LovelyLady Wed 14-Apr-21 11:15:28

Please ask questions whilst everyone is still living. Once they’ve died it’s too late and you may have a life of wondering. It’s like a jigsaw with too many pieces missing. Please be brave and ask. Your mother already knows and your family members could fill in the missing pieces.
Be brave - he stood by your family but needed more. Lots like him.
Please can you post the outcome. Good wishes x

Alis52 Wed 14-Apr-21 11:17:15

I’m so sorry. Something very similar happened to a friend a few years ago. Devastating to deal with and it only came out after his mum’s death. Turns out she knew and looking back it had obviously made her very unhappy. His father has revealed himself as completely uninterested in anyone’s feelings but his own. A bitter revelation to come to terms with. The relationship with the father has been maintained but it’s more superficial now than he’ll ever acknowledge.
This is understandably a major shock and I’d advise taking your time to process this further by yourself before sharing the information. Talking this through with a trusted level headed but emotionally intelligent friend if you don’t fancy therapy may be all you need but take your time. You’re in shock now and that’s not surprising.

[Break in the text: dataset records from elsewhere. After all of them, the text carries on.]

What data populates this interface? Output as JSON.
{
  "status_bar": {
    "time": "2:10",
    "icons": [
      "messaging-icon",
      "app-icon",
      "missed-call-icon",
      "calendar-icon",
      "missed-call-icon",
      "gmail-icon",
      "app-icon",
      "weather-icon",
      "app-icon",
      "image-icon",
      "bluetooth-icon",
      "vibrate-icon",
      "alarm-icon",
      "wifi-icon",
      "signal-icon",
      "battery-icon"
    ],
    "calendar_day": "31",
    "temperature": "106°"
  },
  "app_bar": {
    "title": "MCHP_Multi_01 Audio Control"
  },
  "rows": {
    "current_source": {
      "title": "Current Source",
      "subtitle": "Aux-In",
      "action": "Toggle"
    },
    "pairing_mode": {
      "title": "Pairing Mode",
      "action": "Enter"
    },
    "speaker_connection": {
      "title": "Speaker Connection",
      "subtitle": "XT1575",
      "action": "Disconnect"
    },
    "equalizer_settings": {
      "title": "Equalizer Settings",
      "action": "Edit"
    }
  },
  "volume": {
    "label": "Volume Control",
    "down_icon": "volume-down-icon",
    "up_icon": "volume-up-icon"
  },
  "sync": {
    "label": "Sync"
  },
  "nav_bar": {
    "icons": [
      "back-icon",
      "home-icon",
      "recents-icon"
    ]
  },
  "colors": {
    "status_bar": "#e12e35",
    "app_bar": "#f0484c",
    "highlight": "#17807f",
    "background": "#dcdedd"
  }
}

4allweknow Wed 14-Apr-21 11:18:02

Perhaps instead of thinking all that you hope to derive from a half sibling you shouldn't consider how you making contact would affect the other person. After all these years since your father's death you may well cause a lot of distress. Perhaps do some geneoligy researching to confirm one way or another if there is a half sibling, that may be enough.

SueEH Wed 14-Apr-21 11:23:26

Polarbear2

I’d thought I should wait til mum dies before saying or doing anything? She can’t have too much time left. Thought it’d be kinder???

No please don’t wait until your mum has gone. It’s different (I’m speaking as an adopted person in contact with my birth family - and that’s a whole new post!) but once you lose someone there’s a huge amount of information goes with them that you can never recover. It’s tough I know but you do need as much information as you can get.

Theoddbird Wed 14-Apr-21 11:32:25

Thus half brother or sister might well be looking for you. I suggest you get onto the DNA register. This might be the way to find this half sibling...either directly or by being matched with one of their children.
Because of DNA my ex has just be discovered by a woman of 50 who is his daughter....my children's half sister...born before I met him. He had no idea about her.